Я надел фуражку и вышел на улицу. По привычке глянул вверх: небо было чистое, с легкими текучими облаками, солнце уже работало вовсю. У здания штаба с кумачовым лозунгом толпились люди: летчики, техники. Над ними кудрявились сизые дымки: перекур перед построением. Постучав в дверь с табличкой «Командир части», я вспотевшей ладонью обхватил никелированную скобу.
Потанин, широко расставив локти, сидел за столом, склонившись над бумагами.
— Майор Стрельников! — представился я и провел скользкими горячими ладонями по брюкам.

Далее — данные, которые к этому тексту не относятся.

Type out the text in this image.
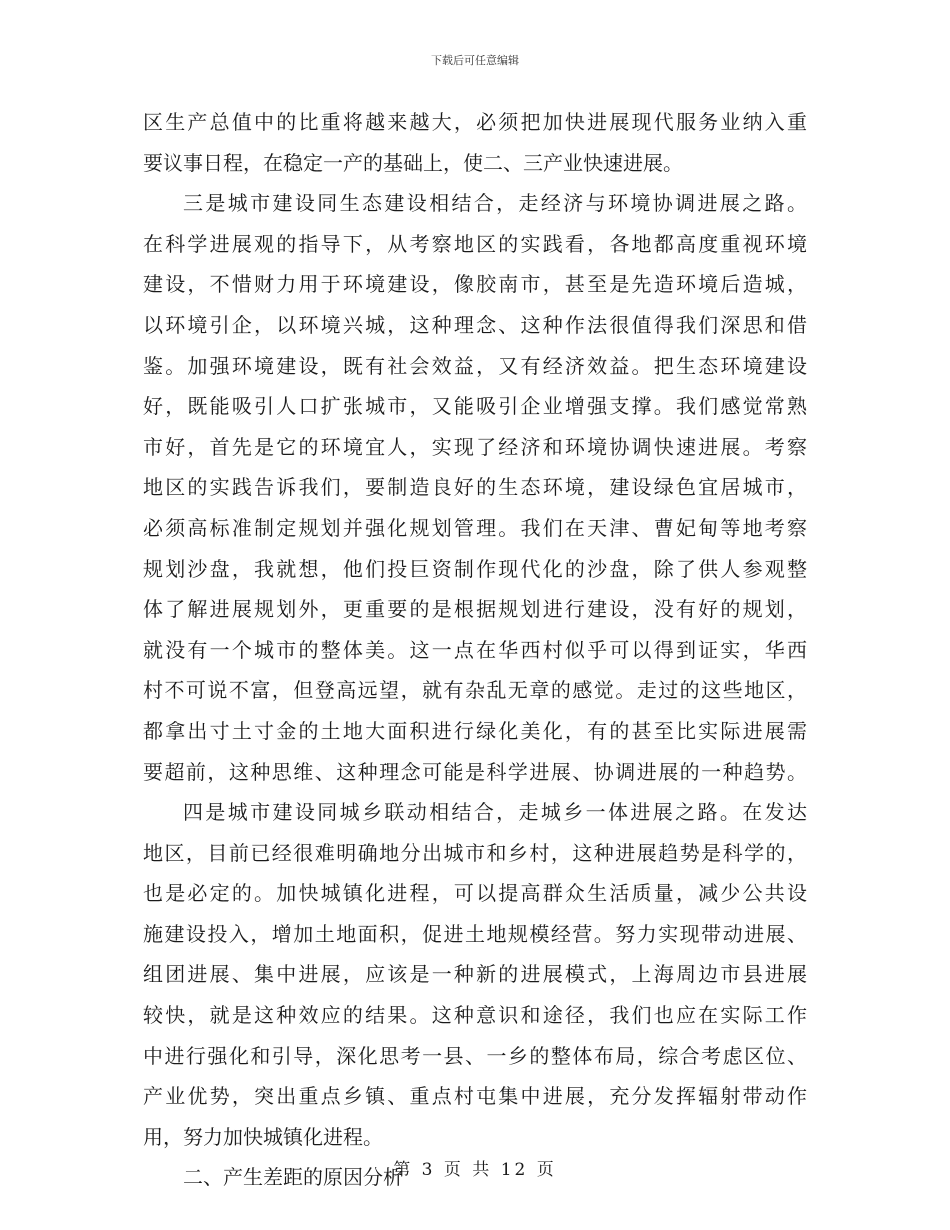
下载后可任意编辑
区生产总值中的比重将越来越大，必须把加快进展现代服务业纳入重
要议事日程，在稳定一产的基础上，使二、三产业快速进展。
三是城市建设同生态建设相结合，走经济与环境协调进展之路。
在科学进展观的指导下，从考察地区的实践看，各地都高度重视环境
建设，不惜财力用于环境建设，像胶南市，甚至是先造环境后造城，
以环境引企，以环境兴城，这种理念、这种作法很值得我们深思和借
鉴。加强环境建设，既有社会效益，又有经济效益。把生态环境建设
好，既能吸引人口扩张城市，又能吸引企业增强支撑。我们感觉常熟
市好，首先是它的环境宜人，实现了经济和环境协调快速进展。考察
地区的实践告诉我们，要制造良好的生态环境，建设绿色宜居城市，
必须高标准制定规划并强化规划管理。我们在天津、曹妃甸等地考察
规划沙盘，我就想，他们投巨资制作现代化的沙盘，除了供人参观整
体了解进展规划外，更重要的是根据规划进行建设，没有好的规划，
就没有一个城市的整体美。这一点在华西村似乎可以得到证实，华西
村不可说不富，但登高远望，就有杂乱无章的感觉。走过的这些地区，
都拿出寸土寸金的土地大面积进行绿化美化，有的甚至比实际进展需
要超前，这种思维、这种理念可能是科学进展、协调进展的一种趋势。
四是城市建设同城乡联动相结合，走城乡一体进展之路。在发达
地区，目前已经很难明确地分出城市和乡村，这种进展趋势是科学的，
也是必定的。加快城镇化进程，可以提高群众生活质量，减少公共设
施建设投入，增加土地面积，促进土地规模经营。努力实现带动进展、
组团进展、集中进展，应该是一种新的进展模式，上海周边市县进展
较快，就是这种效应的结果。这种意识和途径，我们也应在实际工作
中进行强化和引导，深化思考一县、一乡的整体布局，综合考虑区位、
产业优势，突出重点乡镇、重点村屯集中进展，充分发挥辐射带动作
用，努力加快城镇化进程。
二、产生差距的原因分析
第 3 页 共 12 页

Командир сомкнул кисти рук в узел, еще ниже опустил голову и сказал:
— Ей-богу, боюсь ошибиться! Ты, Сергей?
— Ну, конечно! Кто же еще?
Потанин откинулся на спинку кресла. Встал. Качнулся. И пошел на меня по-медвежьи. И я на него также. Наши физиономии были глупы от радости. Вмиг сгинуло то напряжение, которое ворочалось и копилось в душе с самого утра. Приятно встретиться с однокашником, не видевшись столько лет! Даже неважно, в каких отношениях был ты с ним в училище. Существенно то, что с ним вместе учился летать, в одном ателье шил первую офицерскую форму. Все остальное забывается, исчезает, как инверсионный след от самолета. Но это я понял только сейчас, именно сейчас, глядя на сияющее лицо Потанина.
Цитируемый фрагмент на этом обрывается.